何より、人間の領域で普通にみられる防衛設備である以上、古龍の大宝玉とかは使っていないはずであるから、極論量産して連続発射とかも可能かもしれない。まぁ、重いしでかいしで現実的には不可能であろうが。シェンガオレン型の人形でも作って、そこに二門載せるだけでも心強い味方になってくれる筈である。まぁあのレベルの大きさになると凄く疲れるのであまりやりたくはないのであるが。

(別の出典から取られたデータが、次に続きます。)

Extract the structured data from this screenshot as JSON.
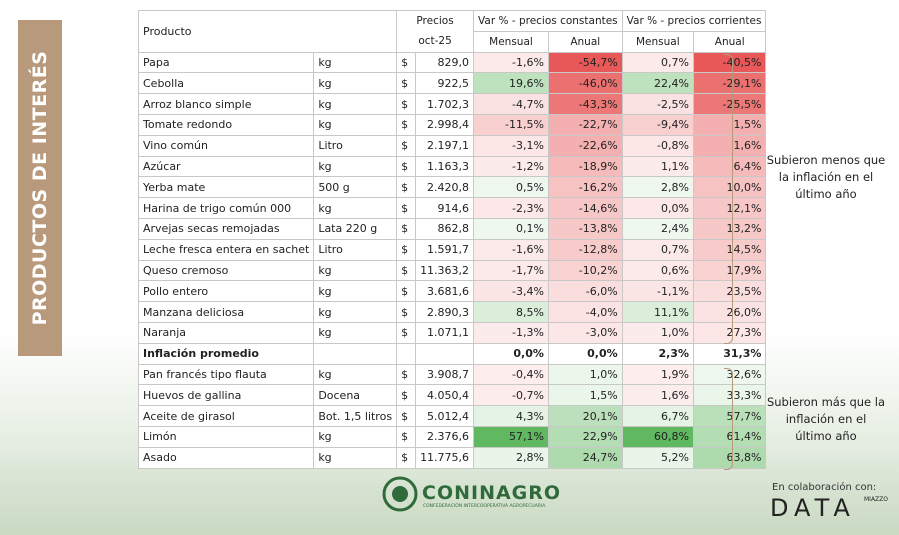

火力、やっぱ火力であるよ。機動力には限界があるのであるよ。あのキリンのような機動力は手に入らないであろうし、だったら火力で勝負である。吾輩であれば、カムラの里以上に破龍砲を有効活用して見せるのであるよ。内部機構に黒翼超弩を組み込んでさらに火力アップである。
まぁ、全部机上の空論であるが。まずは実物を見ないと始まらないのである。
なんと無くではあるが、龍宮砦跡の方向は分かるのである。まぁこの辺に来てからようやくではあるが。まっさかあそこに常時ハンターがいる訳でもあるまいし、下手に大社跡にいるよりも安全であるよ。常時監視するような場所でもあるまいし。
「ピギャアアアアア(ある意味では里帰りであるよ!帰ってきたのであるよ、龍宮砦跡!)」
あの頃から、吾輩はどれぐらい強くなったのであろうか。なんて考えながら龍宮砦跡に到着したのであるが...多分失敗したのである。
なんか...すっごい天気が悪い。しかも大穴が空いているのである。破龍砲の場所に辿り着けはしたのであるが...
あと、さっきから穴の中から轟音が聞こえるし、極光は見えるし...多分これ不味いのである。破龍砲見ている場合じゃねえ。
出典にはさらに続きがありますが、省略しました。